Published online Sep 18, 2015. doi: 10.4254/wjh.v7.i20.2309
Peer-review started: April 19, 2015
First decision: June 2, 2015
Revised: June 19, 2015
Accepted: September 2, 2015
Article in press: September 7, 2015
Published online: September 18, 2015
Processing time: 151 Days and 18.9 Hours
Hepatocellular carcinoma (HCC) is the fifth most common cancer in the world, and is the third leading cause of cancer-related death. Liver transplantation (LT) has become a curative treatment for patients with HCC. However, recurrence and metastasis after LT are the main factors reducing long-term survival in patients, and the lung is the most common site of metastasis after LT for HCC, although metastasis to liver, para-aortic lymph nodes and renal periphery are observed. Thus, the treatment of pulmonary metastases after LT for HCC has become a hot research topic, the successful treatment of pulmonary metastases can significantly prolong the survival of LT patients. Although single conventional treatment (chemotherapy, surgery and external beam radiation therapy), immunosuppression, image-guided minimally invasive therapy (radiofrequency ablation, microwave ablation, cryoablation, and brachytherapy) and molecular targeted drugs have had a significant effect, patients do not have durable remission and the long-term survival rate is disappointing. Therefore, improving existing treatments and identifying a more effective combination therapy are important research issues in the prevention and treatment of pulmonary metastases after LT for HCC. The paper reviewed single conventional treatments, new treatments, and combination therapy, to provide a basis for the best treatment of these patients.

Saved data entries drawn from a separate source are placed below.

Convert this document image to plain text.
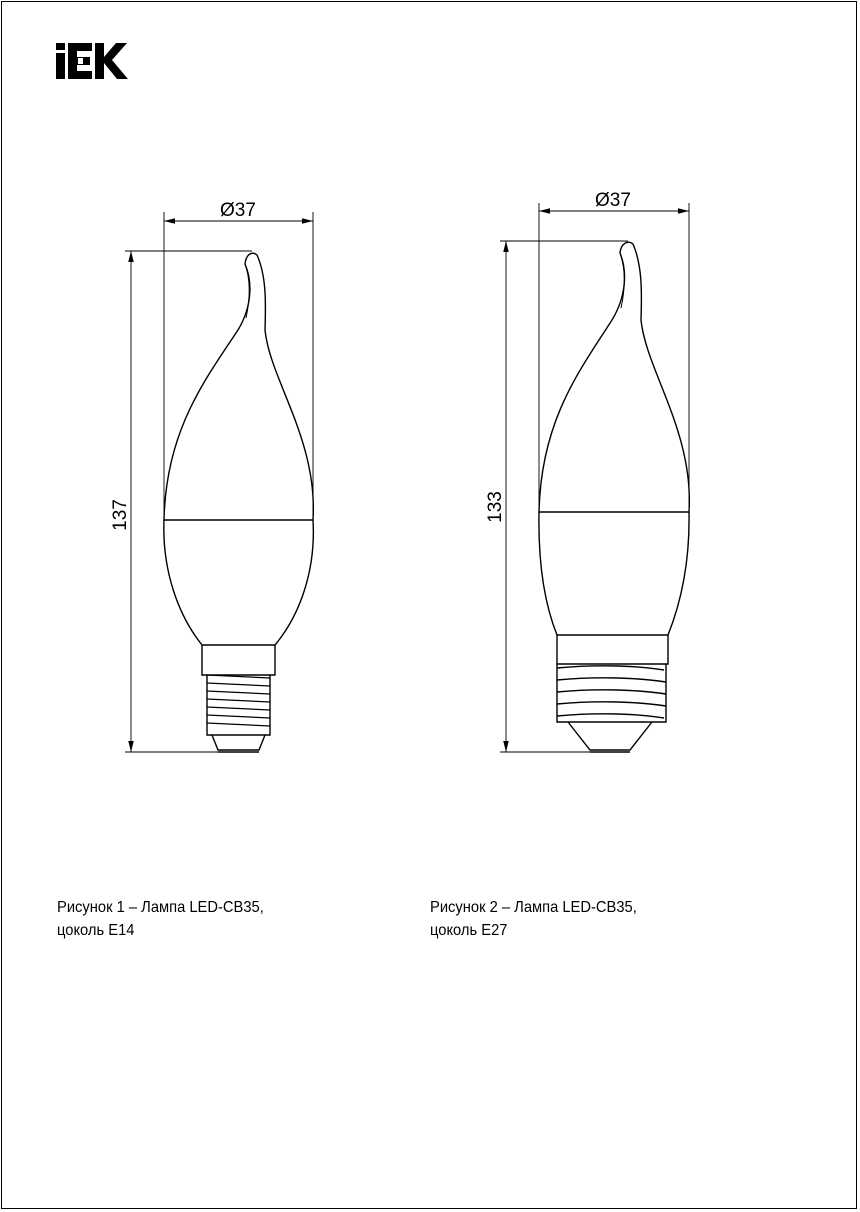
Ø37
137
Ø37
133
Рисунок 1 – Лампа LED-CB35,
цоколь E14
Рисунок 2 – Лампа LED-CB35,
цоколь E27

Core tip: The treatment of pulmonary metastases after liver transplantation for hepatocellular carcinoma has become a hot research topic. Although single conventional treatment (chemotherapy, surgery and external beam radiation therapy), image-guided minimally invasive therapy (radiofrequency ablation, microwave ablation, cryoablation, and brachytherapy) and molecular targeted drugs have had a significant effect, patients do not have durable remission and the long-term survival rate is disappointing. Therefore, we reviewed single conventional treatments, new treatments, and combination therapy, to provide a basis for the best treatment of these patients.